FACET has received essential support through funds from the American Recovery and Reinvestment Act. "FACET will provide revolutionary science that could transform accelerator science in the future," said FACET chief experimental scientist Mark Hogan. "It's a remarkably enabling investment in terms of the benefits we expect to realize."

As FACET moves closer to construction, so does BELLA, a plasma wakefield acceleration facility in the planning stages at Lawrence Berkeley National Laboratory. Both BELLA and FACET will study the use of plasmas to accelerate electrons and positrons, but BELLA will differ from FACET in the way it achieves this acceleration. At BELLA, a powerful laser pulse will be used to excite the plasma, where as FACET will use pulses of electrons and positrons to excite the plasma. Hogan said that he "hopes the two facilities will complement each other in finding new ways to accelerate particles to high energy over shorter distances."

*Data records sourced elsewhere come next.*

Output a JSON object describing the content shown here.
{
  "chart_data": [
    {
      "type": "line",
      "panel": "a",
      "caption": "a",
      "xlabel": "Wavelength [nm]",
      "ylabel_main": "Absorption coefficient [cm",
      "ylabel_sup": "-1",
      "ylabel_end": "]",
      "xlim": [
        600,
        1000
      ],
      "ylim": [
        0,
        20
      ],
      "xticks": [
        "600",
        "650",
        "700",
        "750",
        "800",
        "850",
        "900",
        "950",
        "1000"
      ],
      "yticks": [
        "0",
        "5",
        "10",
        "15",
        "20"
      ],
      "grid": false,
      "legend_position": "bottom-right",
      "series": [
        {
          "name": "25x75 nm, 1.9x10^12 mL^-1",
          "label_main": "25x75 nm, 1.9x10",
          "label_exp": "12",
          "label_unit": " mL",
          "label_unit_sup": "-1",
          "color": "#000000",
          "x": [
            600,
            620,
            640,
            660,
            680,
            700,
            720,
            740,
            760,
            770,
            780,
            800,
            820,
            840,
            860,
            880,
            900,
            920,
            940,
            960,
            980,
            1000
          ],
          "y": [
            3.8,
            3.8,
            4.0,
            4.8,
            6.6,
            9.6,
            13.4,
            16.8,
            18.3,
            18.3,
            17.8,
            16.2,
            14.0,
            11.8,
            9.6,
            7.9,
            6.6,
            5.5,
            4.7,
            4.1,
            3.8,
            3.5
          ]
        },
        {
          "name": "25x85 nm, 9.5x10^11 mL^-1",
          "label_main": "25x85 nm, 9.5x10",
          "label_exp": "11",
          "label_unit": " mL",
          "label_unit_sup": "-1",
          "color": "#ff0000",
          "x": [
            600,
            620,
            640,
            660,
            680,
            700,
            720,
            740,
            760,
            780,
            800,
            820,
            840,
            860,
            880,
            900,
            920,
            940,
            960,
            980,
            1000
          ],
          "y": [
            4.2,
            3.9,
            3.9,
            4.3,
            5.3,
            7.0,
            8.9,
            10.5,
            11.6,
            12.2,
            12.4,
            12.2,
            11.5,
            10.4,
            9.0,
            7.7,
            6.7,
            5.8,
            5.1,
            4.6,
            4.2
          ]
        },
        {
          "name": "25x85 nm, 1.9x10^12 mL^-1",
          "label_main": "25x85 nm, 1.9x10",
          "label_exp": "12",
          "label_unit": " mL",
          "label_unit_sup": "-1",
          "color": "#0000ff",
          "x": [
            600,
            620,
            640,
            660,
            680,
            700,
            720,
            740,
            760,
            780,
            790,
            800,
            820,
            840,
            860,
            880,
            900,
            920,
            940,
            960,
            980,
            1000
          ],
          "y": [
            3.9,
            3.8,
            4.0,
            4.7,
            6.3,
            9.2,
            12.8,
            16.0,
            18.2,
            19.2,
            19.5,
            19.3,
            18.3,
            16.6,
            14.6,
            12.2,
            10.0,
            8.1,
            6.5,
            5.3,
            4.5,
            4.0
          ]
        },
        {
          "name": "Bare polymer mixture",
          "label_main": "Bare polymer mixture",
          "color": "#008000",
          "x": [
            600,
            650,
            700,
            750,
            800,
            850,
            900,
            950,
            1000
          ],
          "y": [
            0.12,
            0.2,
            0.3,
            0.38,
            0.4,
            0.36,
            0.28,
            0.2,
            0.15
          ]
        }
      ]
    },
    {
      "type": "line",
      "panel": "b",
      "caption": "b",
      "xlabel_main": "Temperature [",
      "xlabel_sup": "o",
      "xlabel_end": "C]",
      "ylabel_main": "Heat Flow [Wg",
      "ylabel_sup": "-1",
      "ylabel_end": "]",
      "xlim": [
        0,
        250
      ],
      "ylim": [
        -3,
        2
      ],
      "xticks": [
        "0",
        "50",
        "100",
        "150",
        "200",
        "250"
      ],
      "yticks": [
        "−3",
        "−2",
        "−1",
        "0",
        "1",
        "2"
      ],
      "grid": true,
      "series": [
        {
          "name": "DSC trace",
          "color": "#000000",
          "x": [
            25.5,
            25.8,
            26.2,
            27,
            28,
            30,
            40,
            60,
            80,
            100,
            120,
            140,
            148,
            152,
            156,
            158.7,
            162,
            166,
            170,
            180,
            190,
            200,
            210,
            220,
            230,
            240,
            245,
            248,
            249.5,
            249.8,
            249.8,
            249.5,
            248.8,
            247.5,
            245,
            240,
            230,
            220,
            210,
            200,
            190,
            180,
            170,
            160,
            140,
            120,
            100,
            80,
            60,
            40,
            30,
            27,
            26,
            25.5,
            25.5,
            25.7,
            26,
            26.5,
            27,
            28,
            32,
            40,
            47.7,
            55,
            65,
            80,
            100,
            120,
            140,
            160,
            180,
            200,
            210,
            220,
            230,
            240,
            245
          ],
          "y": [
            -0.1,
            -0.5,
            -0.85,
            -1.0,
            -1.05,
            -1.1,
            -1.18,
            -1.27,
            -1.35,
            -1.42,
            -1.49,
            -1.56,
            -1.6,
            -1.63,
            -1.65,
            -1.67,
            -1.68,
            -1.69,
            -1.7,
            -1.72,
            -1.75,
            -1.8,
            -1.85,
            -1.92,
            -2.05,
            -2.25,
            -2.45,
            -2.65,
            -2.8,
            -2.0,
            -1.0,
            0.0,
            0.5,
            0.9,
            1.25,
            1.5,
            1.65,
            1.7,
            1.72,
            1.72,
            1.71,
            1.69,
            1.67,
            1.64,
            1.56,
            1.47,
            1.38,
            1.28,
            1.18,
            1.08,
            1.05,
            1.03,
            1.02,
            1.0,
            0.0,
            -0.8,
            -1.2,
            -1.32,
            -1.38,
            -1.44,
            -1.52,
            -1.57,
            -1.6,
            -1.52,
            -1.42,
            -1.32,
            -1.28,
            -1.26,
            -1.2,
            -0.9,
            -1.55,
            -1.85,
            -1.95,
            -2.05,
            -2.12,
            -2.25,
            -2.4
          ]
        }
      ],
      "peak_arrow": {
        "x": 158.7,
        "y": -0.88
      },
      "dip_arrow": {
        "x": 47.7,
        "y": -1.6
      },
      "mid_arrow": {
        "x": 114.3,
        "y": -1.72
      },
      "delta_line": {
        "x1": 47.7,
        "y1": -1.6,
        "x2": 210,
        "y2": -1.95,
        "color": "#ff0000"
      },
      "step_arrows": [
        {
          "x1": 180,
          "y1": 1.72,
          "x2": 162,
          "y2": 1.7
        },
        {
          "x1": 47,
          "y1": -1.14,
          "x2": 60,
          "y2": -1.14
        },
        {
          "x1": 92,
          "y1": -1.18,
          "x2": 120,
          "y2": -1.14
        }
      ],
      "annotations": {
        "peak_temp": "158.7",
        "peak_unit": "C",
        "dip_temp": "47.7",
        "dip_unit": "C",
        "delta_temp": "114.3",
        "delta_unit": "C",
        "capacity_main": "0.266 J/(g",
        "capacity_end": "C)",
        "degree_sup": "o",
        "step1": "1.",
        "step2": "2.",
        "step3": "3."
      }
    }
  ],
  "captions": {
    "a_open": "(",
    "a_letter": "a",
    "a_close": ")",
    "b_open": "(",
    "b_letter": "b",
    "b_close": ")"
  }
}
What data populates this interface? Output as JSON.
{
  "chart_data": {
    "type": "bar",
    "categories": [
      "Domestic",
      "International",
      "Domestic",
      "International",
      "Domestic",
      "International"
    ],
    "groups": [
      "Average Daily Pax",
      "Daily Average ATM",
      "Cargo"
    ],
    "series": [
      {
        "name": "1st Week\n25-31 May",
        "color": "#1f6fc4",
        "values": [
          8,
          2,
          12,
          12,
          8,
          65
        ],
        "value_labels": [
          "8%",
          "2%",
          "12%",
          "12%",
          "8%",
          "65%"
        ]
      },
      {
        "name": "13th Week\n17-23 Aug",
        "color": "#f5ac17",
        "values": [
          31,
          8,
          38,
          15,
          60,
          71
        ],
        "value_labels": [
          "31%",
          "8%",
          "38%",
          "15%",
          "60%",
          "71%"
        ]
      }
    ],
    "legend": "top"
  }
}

The FACET team, the core of which includes about twenty SLAC physicists, engineers, safety experts, control systems specialists and more, has completed a significant amount of work on the concrete plans for FACET, including details of the new beamline to be built at sector 20 of the SLAC linac, just upstream of the LCLS injector. The beamline can be used by scientists studying not only plasma wakefield physics but other areas including materials science. The team is now working quickly to pass their CD-2 and CD-3 reviews with the DOE in the coming months, and Seryi said they hope to begin construction of the facility in early 2010.